You know, I think I'm seeing a pattern here. In Gundam SEED, it was ZAFT that stole a number of Gundams from the Earth Alliance at the start of the series, including the Blitz, Buster, Aegis, and the Duel Gundams. Looks like in Destiny, the Earth Alliance returns the favor by swiping the Gaia and the Abyss, at the very least.
Now, while the Abyss, for the most part, looks fairly Gundamish, and is done in a very cool color scheme of mostly dark blue with mostly white limbs and a bit of light blue detailing, it's the aspects of it that allow it to assume that amphibious mode that throws it off from being anything all that typical.
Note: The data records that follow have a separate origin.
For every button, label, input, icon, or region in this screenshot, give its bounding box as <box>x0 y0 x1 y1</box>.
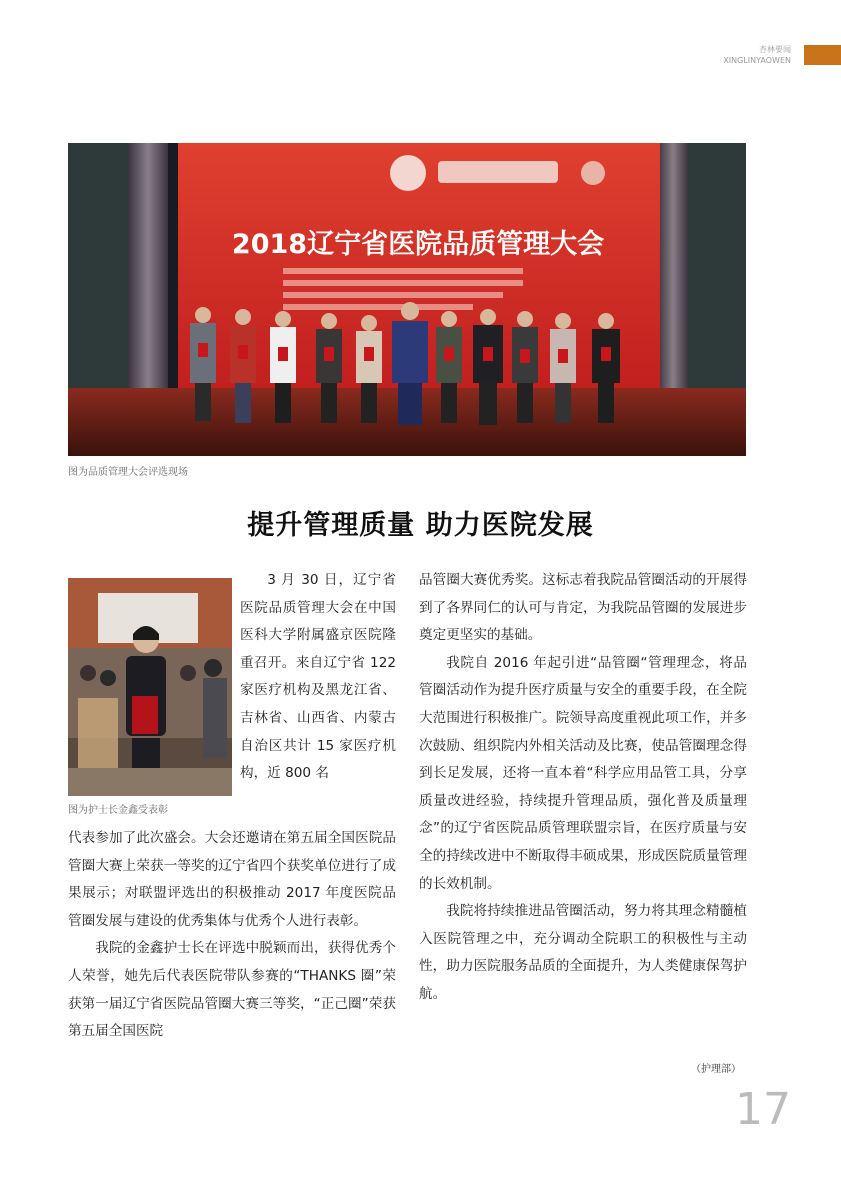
section-title-en: XINGLINYAOWEN <box>723 56 791 65</box>
banner-title: 2018辽宁省医院品质管理大会 <box>231 229 605 260</box>
section-title-cn: 杏林要闻 <box>759 45 791 54</box>
section-header <box>723 44 791 66</box>
paragraph-1-continued: 代表参加了此次盛会。大会还邀请在第五届全国医院品管圈大赛上荣获一等奖的辽宁省四个获奖单位进行了成果展示；对联盟评选出的积极推动 2017 年度医院品管圈发展与建设的优秀集体与优秀个人进行表彰。 <box>68 830 396 929</box>
page-number: 17 <box>735 1084 791 1135</box>
header-accent-block <box>804 45 841 65</box>
inset-portrait-photo <box>68 578 232 796</box>
author-signature: （护理部） <box>691 1064 741 1075</box>
inset-photo-caption: 图为护士长金鑫受表彰 <box>68 805 168 816</box>
main-event-photo <box>68 143 746 456</box>
paragraph-3: 我院自 2016 年起引进“品管圈“管理理念，将品管圈活动作为提升医疗质量与安全的重要手段，在全院大范围进行积极推广。院领导高度重视此项工作，并多次鼓励、组织院内外相关活动及比赛，使品管圈理念得到长足发展，还将一直本着“科学应用品管工具，分享质量改进经验，持续提升管理品质，强化普及质量理念”的辽宁省医院品质管理联盟宗旨，在医疗质量与安全的持续改进中不断取得丰硕成果，形成医院质量管理的长效机制。 <box>419 654 747 892</box>
paragraph-2: 我院的金鑫护士长在评选中脱颖而出，获得优秀个人荣誉，她先后代表医院带队参赛的“THANKS 圈”荣获第一届辽宁省医院品管圈大赛三等奖，“正己圈”荣获第五届全国医院 <box>68 940 396 1040</box>
article-column-left-top <box>240 567 396 788</box>
article-column-right <box>419 567 747 1009</box>
paragraph-2-continued: 品管圈大赛优秀奖。这标志着我院品管圈活动的开展得到了各界同仁的认可与肯定，为我院品管圈的发展进步奠定更坚实的基础。 <box>419 572 747 644</box>
article-column-left-bottom <box>68 825 396 1046</box>
main-photo-caption: 图为品质管理大会评选现场 <box>68 467 188 478</box>
paragraph-1-start: 3 月 30 日，辽宁省医院品质管理大会在中国医科大学附属盛京医院隆重召开。来自辽宁省 122 家医疗机构及黑龙江省、吉林省、山西省、内蒙古自治区共计 15 家医疗机构，近 800 名 <box>240 572 396 782</box>
article-headline: 提升管理质量 助力医院发展 <box>247 510 594 541</box>
paragraph-4: 我院将持续推进品管圈活动，努力将其理念精髓植入医院管理之中，充分调动全院职工的积极性与主动性，助力医院服务品质的全面提升，为人类健康保驾护航。 <box>419 903 747 1002</box>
In "Mobile Suit" mode, the Abyss Gundam has what look to be two huge crescent-shaped shells attached to its shoulders, light blue in color. One can well imagine that these would provide some reasonable protection and shielding, even if they might interfere with side visibility. And the illustration on the back of the package shows that the interior of these shells are armed with several large laser guns, three on each side, and indeed, these are indicated on the toy.
But the transforming function comes into play in that these two half-shells can come together over to the top of the Abyss Gundam, essentially turning the front or top half of the Mobile Suit into an underwater craft, and the two long weapons attached to its backpack swing forward to deal with anything that might get in its way. The transformation is not as radical as the Gaia Gundam, and it's also pretty cool in its own right.
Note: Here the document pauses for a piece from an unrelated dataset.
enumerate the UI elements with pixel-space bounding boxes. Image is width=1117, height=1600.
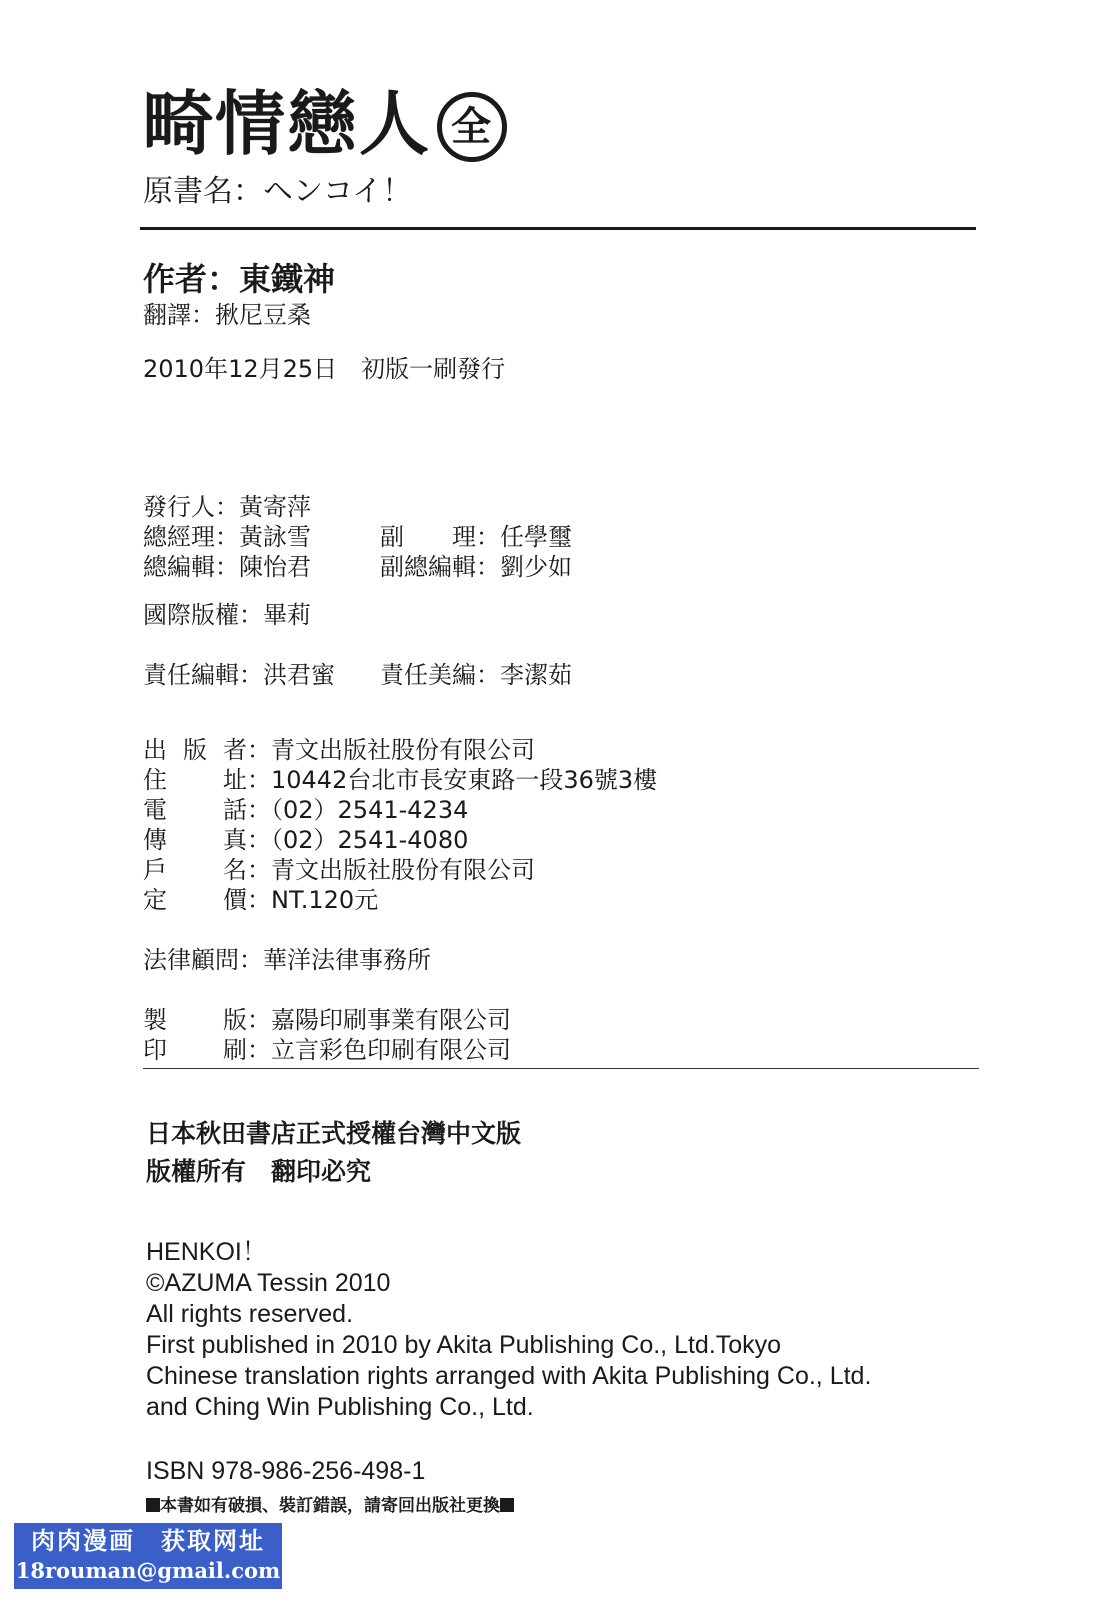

As one might expect, the toy is a little top-heavy, but it doesn't really have any trouble standing. The half-shells are made from a more rigid and lighter-weight plastic than the rest of the figure, so it's not that much of an issue, and it certainly makes for a cool and distinctive-looking Gundam.
The ABYSS GUNDAM is a very impressive addition to the Gundam collection, and certainly has my recommendation along with the others.
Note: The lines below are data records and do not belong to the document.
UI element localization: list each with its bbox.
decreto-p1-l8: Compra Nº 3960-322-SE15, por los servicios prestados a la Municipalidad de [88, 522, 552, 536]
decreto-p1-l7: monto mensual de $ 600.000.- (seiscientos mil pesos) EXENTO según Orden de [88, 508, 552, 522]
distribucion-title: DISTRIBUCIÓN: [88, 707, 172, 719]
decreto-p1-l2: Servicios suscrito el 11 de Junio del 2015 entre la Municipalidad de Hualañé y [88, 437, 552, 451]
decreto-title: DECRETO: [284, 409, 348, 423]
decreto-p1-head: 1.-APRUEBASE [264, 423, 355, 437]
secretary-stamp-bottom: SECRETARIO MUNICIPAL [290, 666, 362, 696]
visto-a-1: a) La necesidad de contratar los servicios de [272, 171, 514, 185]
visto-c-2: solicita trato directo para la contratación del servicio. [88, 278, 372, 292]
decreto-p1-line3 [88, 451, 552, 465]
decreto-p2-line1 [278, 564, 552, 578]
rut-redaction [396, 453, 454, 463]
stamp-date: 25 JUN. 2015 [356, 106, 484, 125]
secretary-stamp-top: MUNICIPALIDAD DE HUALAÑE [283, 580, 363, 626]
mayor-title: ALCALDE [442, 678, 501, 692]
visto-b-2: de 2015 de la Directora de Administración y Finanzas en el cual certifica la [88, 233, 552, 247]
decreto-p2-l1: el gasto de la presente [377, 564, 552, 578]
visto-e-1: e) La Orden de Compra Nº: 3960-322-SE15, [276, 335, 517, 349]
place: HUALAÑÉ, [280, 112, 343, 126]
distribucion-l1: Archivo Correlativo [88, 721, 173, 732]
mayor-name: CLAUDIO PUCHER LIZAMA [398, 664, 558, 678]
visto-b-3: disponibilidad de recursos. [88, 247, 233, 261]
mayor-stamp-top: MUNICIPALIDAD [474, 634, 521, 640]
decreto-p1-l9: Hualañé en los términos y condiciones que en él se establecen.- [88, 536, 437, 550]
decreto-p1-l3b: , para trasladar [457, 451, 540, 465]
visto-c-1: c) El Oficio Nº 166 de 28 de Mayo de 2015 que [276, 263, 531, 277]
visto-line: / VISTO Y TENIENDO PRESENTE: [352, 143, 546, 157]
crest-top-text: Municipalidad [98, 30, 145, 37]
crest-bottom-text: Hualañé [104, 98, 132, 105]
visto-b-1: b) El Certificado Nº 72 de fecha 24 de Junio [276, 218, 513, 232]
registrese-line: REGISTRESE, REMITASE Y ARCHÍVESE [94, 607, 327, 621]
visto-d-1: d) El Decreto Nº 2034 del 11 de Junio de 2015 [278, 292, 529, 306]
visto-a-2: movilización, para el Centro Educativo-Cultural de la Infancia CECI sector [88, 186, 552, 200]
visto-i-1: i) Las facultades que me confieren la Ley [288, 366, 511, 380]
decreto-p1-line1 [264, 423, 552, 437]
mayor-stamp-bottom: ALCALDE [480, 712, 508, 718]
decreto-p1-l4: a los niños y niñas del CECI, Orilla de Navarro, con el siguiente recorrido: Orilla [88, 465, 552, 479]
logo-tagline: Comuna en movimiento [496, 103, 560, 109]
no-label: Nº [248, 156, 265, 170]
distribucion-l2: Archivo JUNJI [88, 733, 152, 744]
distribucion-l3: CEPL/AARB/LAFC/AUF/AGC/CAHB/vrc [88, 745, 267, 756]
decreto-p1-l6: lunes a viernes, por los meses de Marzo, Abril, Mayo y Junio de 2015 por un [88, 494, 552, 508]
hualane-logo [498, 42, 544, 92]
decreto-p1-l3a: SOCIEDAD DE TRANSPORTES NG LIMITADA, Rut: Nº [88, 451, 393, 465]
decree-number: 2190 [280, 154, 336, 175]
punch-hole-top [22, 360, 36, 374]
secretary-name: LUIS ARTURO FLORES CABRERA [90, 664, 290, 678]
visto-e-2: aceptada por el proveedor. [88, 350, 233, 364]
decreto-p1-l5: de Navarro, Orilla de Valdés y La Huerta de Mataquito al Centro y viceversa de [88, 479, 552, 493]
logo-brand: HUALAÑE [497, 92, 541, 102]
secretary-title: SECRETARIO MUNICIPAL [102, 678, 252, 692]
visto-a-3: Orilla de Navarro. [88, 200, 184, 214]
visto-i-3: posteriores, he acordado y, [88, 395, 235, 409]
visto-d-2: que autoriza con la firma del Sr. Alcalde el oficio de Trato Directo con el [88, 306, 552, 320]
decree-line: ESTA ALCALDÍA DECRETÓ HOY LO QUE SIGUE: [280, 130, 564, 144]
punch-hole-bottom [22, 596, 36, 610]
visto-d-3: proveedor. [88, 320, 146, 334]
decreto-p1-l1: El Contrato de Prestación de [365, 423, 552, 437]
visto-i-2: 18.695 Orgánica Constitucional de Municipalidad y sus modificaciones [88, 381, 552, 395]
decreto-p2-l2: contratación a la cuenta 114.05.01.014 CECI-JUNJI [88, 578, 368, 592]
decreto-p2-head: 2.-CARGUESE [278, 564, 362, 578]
Allow me to make a few concluding comments. One painting detail that has been dropped from Gundam action figures that I approve of was the ridiculous habit of coloring in the detail lines on these figures. It was simply not necessary. While this practice was dropped from the American line at the outset, it's only been recently that it's finally been dropped from all Gundam action figures. No doubt in both instances this was a cost-saving move on Bandai's part more than anything to do with regard to the look of the figure, and there are some collectors that lament the loss of this feature since in their minds, it made the toy look more detailed as well as, somehow (and I never quite got this), more like it just stepped out of the cartoon (??!??!), but I, for one, am glad it's gone. The toys look more real and cleaner without it.
I don't see a return to the United States for Gundam anytime soon. Although the concept remains popular, this is a difficult time for action figures in general, and Gundam never really appealed to kids all that much. There are a few manga digests out there, and Bandai continues to release the various series on DVD, but that seems to be about it, for now.
But ultimately, it's not impossible to track down Gundam toys if you
really want them, and certainly the four that I have just reviewed are
all excellent additions to the collection, and have my highest recommendation
as very cool Gundams, and just in general, very cool toys!